I’d like to share with you a typical Sunday morning in the life of the Grand Rapids District. As I left home a week ago for Parmelee United Methodist Church, east of Middleville, I prayed my usual morning prayer, “I rise from my bed of sleep to adore your holy name, to live for you this day, to work with you in the building of your kingdom, and to find in you eternal life. Grant me grace to walk in health and wholeness, and, most of all, thank you that I can live this day as your beloved. I am open to the leading of your Spirit. Speak to me today.”
It was a very cold but gorgeous morning, the sun glistening off the pure white snow. As I turned east off M-37, there it was. A brilliant rainbow, rising vertically from the ground to the left of the sun. My jaw dropped, and all I could utter was, “Wow! Thank you, Jesus.” It was a sign of God’s covenant, surely meant for me. As I attempted to keep my eyes on the road and catch glimpses of the rainbow, I noticed another rainbow to the right of the sun. Again, it rose straight up from the ground, then stopped. I’d never seen anything like it.
Pulling into the church, I walked in with a couple who commented on the beauty of the unusual rainbows. When I asked why the man wasn’t wearing an overcoat, he said, “I was just here shoveling off the entryway, so I’m already warmed up.” Inside the front door, a young family greeted me, the 2 year old handing me a bulletin. An elderly man asked if he could hang up my coat.
Everyone greeted me warmly. The woman next to me asked jokingly, “What do you think the average age is here?” As she pointed out all the 90 year olds, I counted 33 adults and 3 children in the sanctuary, every one expectant and prepared for worship. A lovely arrangement of evergreens graced the chancel.
The mission statement, “Helping others through God’s loving grace,” was in the bulletin. Pastor Lee Zachman introduced the service with a few announcements, then invited others to share. One man said, “Did you see the rainbows on the way in? How can a person not believe in God after seeing something like that? It’s a reminder that we always need to be aware of and alive to God’s presence in our world.”
3 children, ages 16 months, 2 and 9, came forward for the “Time Mostly for Children.” Pastor Lee talked about birthdays as an example of how there are no ordinary days in our lives. Each day is precious and special and must be lived fully and faithfully.
Of the 33 adults, 9 came forward to sing in the choir. It felt as if “God Will Take Care of You” and “I Love to Tell the Story” were sung directly to me. One of the scriptures was Psalm 19, “The heavens are telling the glory of God,” a reminder of the rainbows we had just witnessed.
It wasn’t until we sang the 4th hymn of the morning that I noticed: we were using the old Methodist hymnal from the 60’s! I hadn’t seen that hymnal in years, but it didn’t matter. The words of poet S. Ralph Harlow are timeless: “O Young and Fearless Prophet of ancient Galilee, thy life is still a summons to serve humanity; to make our thoughts and actions less prone to please the crowd, to stand with humble courage for truth with hearts uncowed.”
As the offering was taken, I watched as person after person placed their check in the plate, an outward and visible sign of an inward and spiritual grace. The usher held the offering plate in one hand and the hand of his 2 year old grandson in the other. As they walked forward during the doxology to present the offering, I couldn’t help but think, “A new generation is being taught how to give and how to serve.”
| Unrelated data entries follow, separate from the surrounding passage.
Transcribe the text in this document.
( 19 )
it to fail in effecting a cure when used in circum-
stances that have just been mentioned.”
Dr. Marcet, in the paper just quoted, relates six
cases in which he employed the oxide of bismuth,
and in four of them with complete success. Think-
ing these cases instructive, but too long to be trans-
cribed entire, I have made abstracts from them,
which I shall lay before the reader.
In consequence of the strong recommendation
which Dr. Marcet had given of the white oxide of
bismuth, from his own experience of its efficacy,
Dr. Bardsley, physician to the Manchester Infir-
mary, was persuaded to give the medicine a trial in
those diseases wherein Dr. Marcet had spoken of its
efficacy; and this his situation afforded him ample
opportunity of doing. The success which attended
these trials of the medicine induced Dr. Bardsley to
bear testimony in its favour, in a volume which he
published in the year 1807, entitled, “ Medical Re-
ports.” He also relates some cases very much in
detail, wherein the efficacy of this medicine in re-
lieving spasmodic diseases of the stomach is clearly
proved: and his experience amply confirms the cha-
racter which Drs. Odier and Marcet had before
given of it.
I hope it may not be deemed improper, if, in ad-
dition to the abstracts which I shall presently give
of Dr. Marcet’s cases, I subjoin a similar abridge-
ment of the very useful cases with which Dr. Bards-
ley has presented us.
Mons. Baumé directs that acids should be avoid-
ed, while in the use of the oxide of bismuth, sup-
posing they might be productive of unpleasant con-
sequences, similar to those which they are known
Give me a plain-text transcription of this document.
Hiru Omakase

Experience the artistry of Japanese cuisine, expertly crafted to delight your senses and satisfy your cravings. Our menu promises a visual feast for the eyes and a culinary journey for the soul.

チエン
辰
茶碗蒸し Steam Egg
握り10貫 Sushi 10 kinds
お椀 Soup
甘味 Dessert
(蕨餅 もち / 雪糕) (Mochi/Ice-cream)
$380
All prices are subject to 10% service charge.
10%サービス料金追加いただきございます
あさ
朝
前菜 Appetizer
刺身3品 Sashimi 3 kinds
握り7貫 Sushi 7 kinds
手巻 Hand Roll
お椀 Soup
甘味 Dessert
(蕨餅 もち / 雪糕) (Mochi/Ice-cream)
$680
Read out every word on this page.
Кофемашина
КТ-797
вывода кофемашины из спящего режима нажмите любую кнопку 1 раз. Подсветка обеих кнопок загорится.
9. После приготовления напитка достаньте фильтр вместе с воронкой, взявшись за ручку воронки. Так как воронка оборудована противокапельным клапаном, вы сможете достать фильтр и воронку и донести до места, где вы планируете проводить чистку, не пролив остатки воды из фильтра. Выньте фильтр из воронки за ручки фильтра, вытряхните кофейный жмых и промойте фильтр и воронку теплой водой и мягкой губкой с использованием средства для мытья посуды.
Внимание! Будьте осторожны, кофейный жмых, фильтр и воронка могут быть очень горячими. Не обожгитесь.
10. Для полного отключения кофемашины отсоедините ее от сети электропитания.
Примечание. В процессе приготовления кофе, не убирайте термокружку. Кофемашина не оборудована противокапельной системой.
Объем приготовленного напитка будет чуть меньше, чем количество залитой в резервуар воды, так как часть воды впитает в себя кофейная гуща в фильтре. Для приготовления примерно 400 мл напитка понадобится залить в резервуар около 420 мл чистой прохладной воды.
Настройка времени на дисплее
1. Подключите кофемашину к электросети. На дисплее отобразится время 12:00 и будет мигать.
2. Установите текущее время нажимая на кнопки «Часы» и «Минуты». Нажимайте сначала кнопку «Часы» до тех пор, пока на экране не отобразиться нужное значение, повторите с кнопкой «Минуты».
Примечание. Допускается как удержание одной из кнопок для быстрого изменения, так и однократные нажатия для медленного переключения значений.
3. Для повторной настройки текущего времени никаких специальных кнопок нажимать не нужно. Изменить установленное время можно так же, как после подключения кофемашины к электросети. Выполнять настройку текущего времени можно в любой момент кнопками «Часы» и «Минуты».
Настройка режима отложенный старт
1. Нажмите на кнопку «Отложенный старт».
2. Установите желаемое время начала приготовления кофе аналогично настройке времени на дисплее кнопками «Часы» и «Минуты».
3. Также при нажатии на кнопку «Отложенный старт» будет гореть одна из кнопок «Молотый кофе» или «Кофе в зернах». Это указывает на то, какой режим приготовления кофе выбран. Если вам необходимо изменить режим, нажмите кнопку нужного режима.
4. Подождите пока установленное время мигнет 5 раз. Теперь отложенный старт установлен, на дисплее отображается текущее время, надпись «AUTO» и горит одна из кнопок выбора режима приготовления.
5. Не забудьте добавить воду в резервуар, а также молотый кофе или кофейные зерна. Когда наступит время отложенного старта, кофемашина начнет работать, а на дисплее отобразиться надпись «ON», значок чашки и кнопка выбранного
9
Pastor Lee preached on Philippians 3:12-21, “Not that I have already obtained this or have already reached the goal. But I press on to make it my own, because Christ Jesus has made me his own.” His words about how to make the most of our journey through life spoke to my heart, encouraged my spirit and inspired me to continue to live out my call during the coming week.
After worship we all went downstairs to the fellowship hall for refreshments and a church conference. The congregation voted to purchase property from their neighbor in order to improve the septic system and drain field in preparation for building handicapped restrooms and installing an elevator in the church. After the vote, one member pulled me aside and explained the history of the project. There had been some difficulties between the neighbors and the church, but church leaders patiently and lovingly kept in dialogue, and the door finally opened. He said, “Maybe the most important part of this process was not the property we gained but the fact that our congregation learned a lot about the power of God’s love.”
So goes a Sunday morning in the life of the Grand Rapids District. Parmelee UMC is one of the smallest churches in the district, but the presence of the Lord was surely in that place. I was on holy ground on that Sunday. There are 69 other patches of holy ground in our district, churches where, every week, lives are changed, prayers are raised, pastors faithfully preach the gospel, congregations are challenged to deepen their spiritual life, broken spirits are ministered to, and Jesus beckons us to follow him. I don’t expect that a rainbow will lead me every Sunday like the pillar of cloud and fire led the Israelites by day and night. But I do know this: it is a joy to be a small part of God’s mighty work in West Michigan making disciples, loving neighbors and transforming the world. May this new week summon you to be aware of and alive to God’s presence each day.